A Turkish forces tank is driven to its new position after was transported by trucks, on a road towards the border with Syria in Sanliurfa province, Turkey, on Monday, Oct. 14, 2019. (Photo: AP)
DAMASCUS, Oct. 26 (Xinhua) -- The Syrian army on Saturday was deployed to new areas in northern Syria near the Turkish border as part of recent Russian mediated understandings, according to the state news agency SANA.
The army units entered the countryside of the Turkey-held Ras al-Ayn city in Hasakah province in northeastern Syria "to help counter the Turkish offensive," SANA said.
Ras al-Ayn was recently captured by Turkey and the Turkish-backed Syrian rebels as part of the Turkish campaign against Kurdish-held areas in northern Syria.
Meanwhile, the Syrian Observatory for Human Rights said over 2,000 Syrian soldiers were deployed Saturday on a key road connecting the northeastern province of Hasakah with northern Aleppo province, the largest deployment since the army left the area five years ago.
The Syrian military units, which were deployed on the highway, were accompanied by Russian forces, said the Syrian Observatory for Human Rights.
The Britain-based watchdog group said the deployment of the Syrian troops on that part of the M4 road comes as part of the deals that the Syrian side concluded with the Kurdish forces recently and the most current one between Russia and Turkey.
On Oct. 9, Turkey launched an operation to clear the Kurdish militia from northern Syria in the east of the Euphrates river to eliminate what Turkey perceives as a threat to its border security, impose a safe zone and resettle millions of Syrian refugees.

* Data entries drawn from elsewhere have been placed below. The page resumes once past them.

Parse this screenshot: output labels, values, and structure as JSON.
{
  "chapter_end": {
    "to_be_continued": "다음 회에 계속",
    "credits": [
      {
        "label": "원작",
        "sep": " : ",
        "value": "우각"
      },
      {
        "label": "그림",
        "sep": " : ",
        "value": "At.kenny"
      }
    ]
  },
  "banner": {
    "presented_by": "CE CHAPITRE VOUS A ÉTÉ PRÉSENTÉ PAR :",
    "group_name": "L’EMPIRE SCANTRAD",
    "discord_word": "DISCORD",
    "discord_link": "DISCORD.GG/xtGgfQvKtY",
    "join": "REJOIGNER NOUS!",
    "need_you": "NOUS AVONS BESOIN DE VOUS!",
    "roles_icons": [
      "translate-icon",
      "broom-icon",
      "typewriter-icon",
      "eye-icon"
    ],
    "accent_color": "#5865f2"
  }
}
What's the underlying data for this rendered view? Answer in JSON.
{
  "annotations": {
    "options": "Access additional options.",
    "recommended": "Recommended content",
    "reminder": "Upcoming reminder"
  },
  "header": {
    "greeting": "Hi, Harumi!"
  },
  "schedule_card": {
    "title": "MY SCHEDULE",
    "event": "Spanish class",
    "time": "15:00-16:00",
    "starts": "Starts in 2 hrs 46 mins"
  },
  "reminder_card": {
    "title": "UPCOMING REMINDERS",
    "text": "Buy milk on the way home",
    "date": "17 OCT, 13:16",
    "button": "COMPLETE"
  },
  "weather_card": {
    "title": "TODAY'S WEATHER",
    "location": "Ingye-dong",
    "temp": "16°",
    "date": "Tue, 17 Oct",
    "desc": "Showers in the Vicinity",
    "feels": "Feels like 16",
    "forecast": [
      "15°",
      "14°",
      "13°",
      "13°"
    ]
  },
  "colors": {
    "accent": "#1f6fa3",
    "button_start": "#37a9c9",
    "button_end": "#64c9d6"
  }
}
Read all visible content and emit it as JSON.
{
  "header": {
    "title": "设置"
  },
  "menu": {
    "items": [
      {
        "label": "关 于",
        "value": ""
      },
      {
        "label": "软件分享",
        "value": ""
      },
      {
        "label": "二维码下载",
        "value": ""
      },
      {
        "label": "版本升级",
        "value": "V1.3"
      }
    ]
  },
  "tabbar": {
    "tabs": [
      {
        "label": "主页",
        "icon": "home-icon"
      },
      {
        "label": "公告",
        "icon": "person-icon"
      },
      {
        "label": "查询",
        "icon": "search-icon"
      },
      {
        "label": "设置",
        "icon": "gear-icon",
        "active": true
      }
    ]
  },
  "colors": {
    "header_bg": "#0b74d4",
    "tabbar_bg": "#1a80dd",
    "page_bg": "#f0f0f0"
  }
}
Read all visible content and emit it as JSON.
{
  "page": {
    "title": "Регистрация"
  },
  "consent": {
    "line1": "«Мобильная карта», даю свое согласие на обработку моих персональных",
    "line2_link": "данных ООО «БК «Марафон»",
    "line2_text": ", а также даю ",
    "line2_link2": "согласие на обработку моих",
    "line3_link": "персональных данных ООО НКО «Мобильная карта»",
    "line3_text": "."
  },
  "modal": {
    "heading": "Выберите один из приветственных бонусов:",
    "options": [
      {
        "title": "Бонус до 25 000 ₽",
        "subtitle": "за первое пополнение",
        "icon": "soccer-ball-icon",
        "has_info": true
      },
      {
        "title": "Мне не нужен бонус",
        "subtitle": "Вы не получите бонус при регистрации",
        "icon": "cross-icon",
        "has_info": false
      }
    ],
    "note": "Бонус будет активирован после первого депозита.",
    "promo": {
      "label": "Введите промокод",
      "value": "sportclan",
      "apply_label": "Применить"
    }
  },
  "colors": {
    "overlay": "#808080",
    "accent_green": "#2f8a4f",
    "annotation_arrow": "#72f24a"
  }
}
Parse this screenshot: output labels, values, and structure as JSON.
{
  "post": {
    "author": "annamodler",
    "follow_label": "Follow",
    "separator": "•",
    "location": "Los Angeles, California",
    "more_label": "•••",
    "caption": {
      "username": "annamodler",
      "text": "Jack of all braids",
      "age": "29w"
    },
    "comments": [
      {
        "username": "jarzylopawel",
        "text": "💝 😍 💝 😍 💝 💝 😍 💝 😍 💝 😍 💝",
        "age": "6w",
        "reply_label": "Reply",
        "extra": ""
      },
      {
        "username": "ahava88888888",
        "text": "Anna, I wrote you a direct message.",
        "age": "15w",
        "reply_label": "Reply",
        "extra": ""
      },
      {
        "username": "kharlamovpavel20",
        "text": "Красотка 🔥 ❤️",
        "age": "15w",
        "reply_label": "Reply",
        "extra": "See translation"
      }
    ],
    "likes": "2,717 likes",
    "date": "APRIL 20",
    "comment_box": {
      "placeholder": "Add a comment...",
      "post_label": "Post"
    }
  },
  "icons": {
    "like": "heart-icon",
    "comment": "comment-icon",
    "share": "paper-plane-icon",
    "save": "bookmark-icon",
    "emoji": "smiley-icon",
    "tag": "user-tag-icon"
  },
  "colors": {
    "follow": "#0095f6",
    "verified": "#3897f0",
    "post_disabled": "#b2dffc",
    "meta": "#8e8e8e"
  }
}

On Oct. 13, the Kurdish-led administration in northern Syria said the Syrian army will deploy along the border with Turkey in an agreement with the Kurdish-led administration in northern Syria to help repel a Turkish offensive.
The United States reached a deal with Turkey on Oct. 17, imposing a five-day cease-fire to allow the Kurdish forces of the Syrian Democratic Forces (SDF) to pull back from the planned safe zone that Turkey wants to create in northern Syria.
On Oct. 22, Turkish President Recep Tayyip Erdogan and his Russian counterpart Vladimir Putin held a meeting in Sochi, Russia, agreeing on the parameters of the proposed Turkish "safe zone" in northern Syria.
The deal stipulates that the Kurdish militia of the SDF and its broader umbrella of the People's Protection Units will pull back 30 km south of Turkey's border within 150 hours.
Joint patrols by Turkish and Russian forces will take place in that area, according to the deal.